I liked Kojak for a variety of reasons, not the least
of which was its New York ambiance. McCloud just didn’t do it for me! It
didn’t matter to me that the episodes were largely filmed in Los Angeles and at
Universal Studios. Kojak and company visited The Twilight Zone street,
as I call it, too many times to count. You know the street: the bars are named
just bars and the jewelry stores, just jewelry stores. I wasn’t
even bothered that the stock shots of Kojak driving around Manhattan frequently
didn’t jibe with where he was actually going in the scripts. I remember him
heading north on the West Side Highway to go to Brooklyn.

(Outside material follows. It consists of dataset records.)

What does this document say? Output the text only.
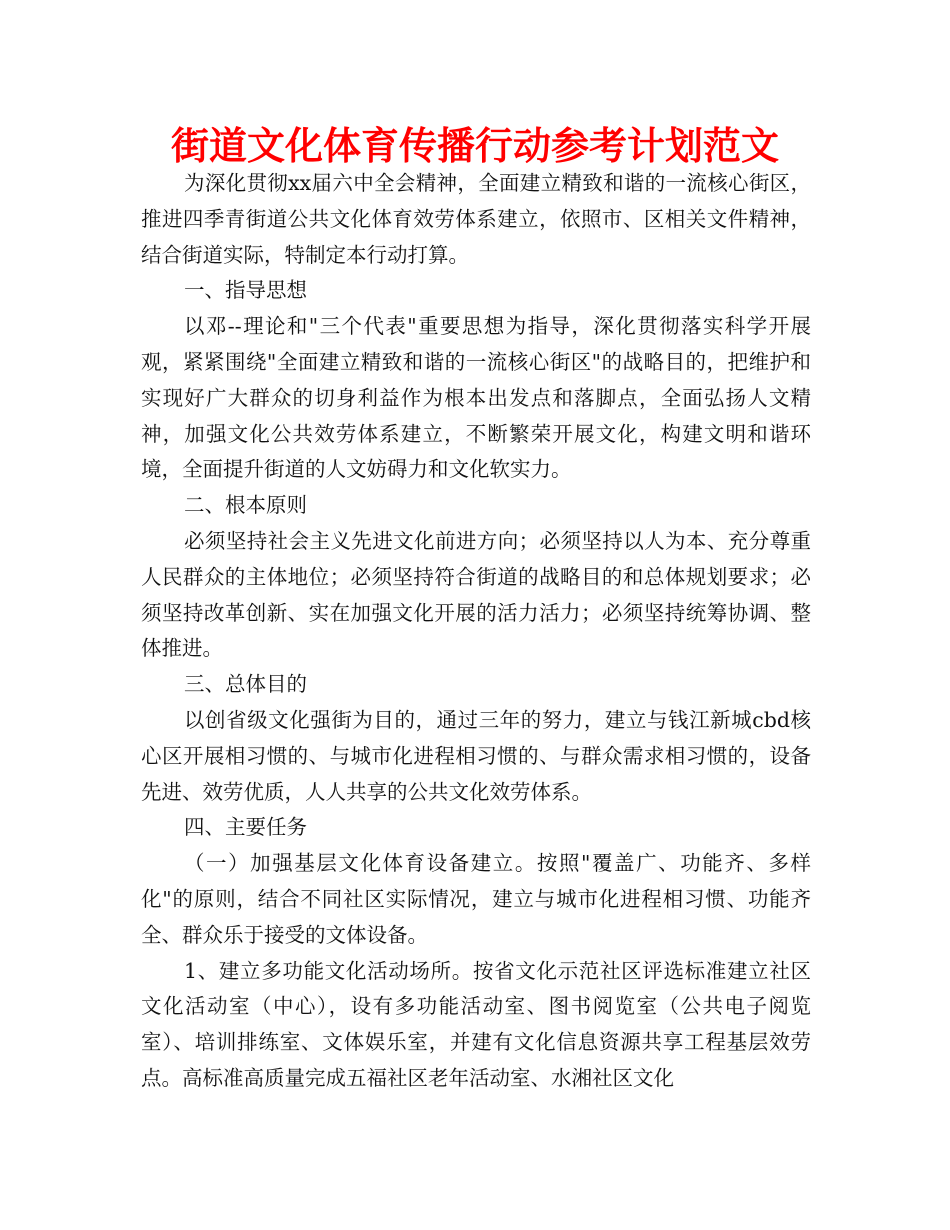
街道文化体育传播行动参考计划范文

为深化贯彻xx届六中全会精神，全面建立精致和谐的一流核心街区，推进四季青街道公共文化体育效劳体系建立，依照市、区相关文件精神，结合街道实际，特制定本行动打算。

一、指导思想

以邓--理论和"三个代表"重要思想为指导，深化贯彻落实科学开展观，紧紧围绕"全面建立精致和谐的一流核心街区"的战略目的，把维护和实现好广大群众的切身利益作为根本出发点和落脚点，全面弘扬人文精神，加强文化公共效劳体系建立，不断繁荣开展文化，构建文明和谐环境，全面提升街道的人文妨碍力和文化软实力。

二、根本原则

必须坚持社会主义先进文化前进方向；必须坚持以人为本、充分尊重人民群众的主体地位；必须坚持符合街道的战略目的和总体规划要求；必须坚持改革创新、实在加强文化开展的活力活力；必须坚持统筹协调、整体推进。

三、总体目的

以创省级文化强街为目的，通过三年的努力，建立与钱江新城cbd核心区开展相习惯的、与城市化进程相习惯的、与群众需求相习惯的，设备先进、效劳优质，人人共享的公共文化效劳体系。

四、主要任务

（一）加强基层文化体育设备建立。按照"覆盖广、功能齐、多样化"的原则，结合不同社区实际情况，建立与城市化进程相习惯、功能齐全、群众乐于接受的文体设备。

1、建立多功能文化活动场所。按省文化示范社区评选标准建立社区文化活动室（中心），设有多功能活动室、图书阅览室（公共电子阅览室）、培训排练室、文体娱乐室，并建有文化信息资源共享工程基层效劳点。高标准高质量完成五福社区老年活动室、水湘社区文化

So, does Kojak hold up for me more than forty years
later? In my opinion, Telly Savalas punctuating his sentences with his Tootsie
Roll Pop is timeless. Flipping an organized crime boss out of his chair never
gets old. The Hollywood streets and edifices can be a bit off putting,
I know. Floodlights in the windows of building exteriors don’t exactly enhance
nighttime realism. And location shots filmed in Los Angeles that attempt to
pass for Manhattan never work. Fortunately, the middle seasons of Kojak—which
represent the best of the show—filmed a little more in New York itself.

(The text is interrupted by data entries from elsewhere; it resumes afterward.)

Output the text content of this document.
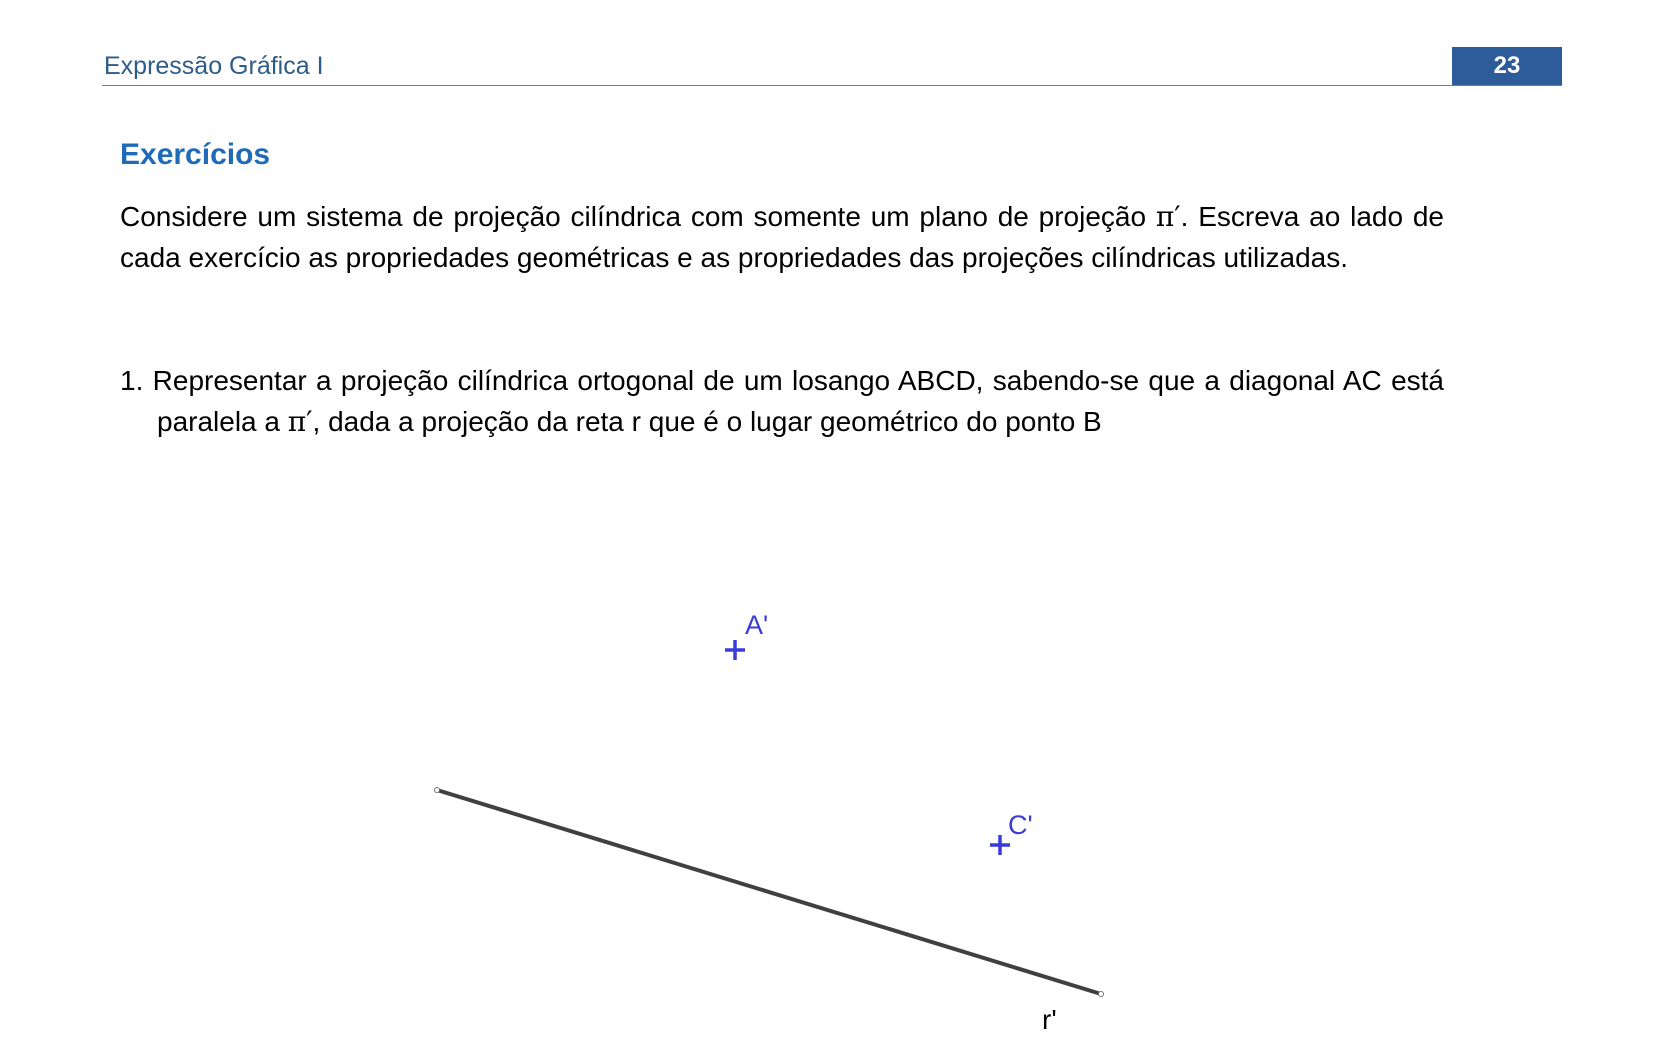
Expressão Gráfica I	23
Exercícios
Considere um sistema de projeção cilíndrica com somente um plano de projeção π′. Escreva ao lado de cada exercício as propriedades geométricas e as propriedades das projeções cilíndricas utilizadas.
1. Representar a projeção cilíndrica ortogonal de um losango ABCD, sabendo-se que a diagonal AC está paralela a π′, dada a projeção da reta r que é o lugar geométrico do ponto B
r'
A'
C'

In fact, season three’s two-hour debut episode, “A Question
of Answers,” is filmed entirely in New York and features guest stars Eli
Wallach, F. Murray Abraham, Jerry Orbach, Jennifer Warren, and Michael V.

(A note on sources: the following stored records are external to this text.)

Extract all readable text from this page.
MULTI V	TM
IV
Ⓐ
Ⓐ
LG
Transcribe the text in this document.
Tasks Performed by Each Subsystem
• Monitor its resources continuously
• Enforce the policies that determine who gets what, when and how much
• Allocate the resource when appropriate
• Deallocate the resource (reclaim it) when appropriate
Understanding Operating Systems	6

Gazzo, who plays a hooligan loan shark. The year prior, Gazzo won a Best
Supporting Actor Oscar for his portrayal of Frankie Pentangeli in The
Godfather: Part II. In the Kojak episode, there is a scene of
Savalas and Gazzo in a parking lot just north of the Twin Towers along the
Hudson River. That’s what that area was like in 1975. Run down and atmospheric
with parking lots—in some instances—on property now gentrified beyond
recognition. A footnote on the season three opener is that Telly Savalas’s
brother, George Savalas, who played Detective Stavros, is finally credited with
his full name, instead of “Demosthenes,” his middle name, which was used in the
first two seasons’ credits.
Theo Kojak could do no wrong then and now, with one
exception that I’ve gleaned in watching the old shows. So far, I’ve seen him
toss his lollipop wrapper off a building rooftop, throw its stick on the
sidewalk, and fling an unlit cigarette of Eli Wallach’s into the Hudson River. He has also placed his empty coffee up atop a fire hydrant upon exiting his
car. It was the dirty 1970s after all.
One final word on Kojak’s legacy: The coolest cop is
part of the Urban Dictionary. “To drive straight into a parking space,
improbably available right outside the place you were headed,” which Kojak
consistently did at crime scenes, midtown hotels, busy courthouses and
apartment buildings, is thusly named. You have “kojaked” if you are so
fortunate in your travels to find such an ideal parking spot.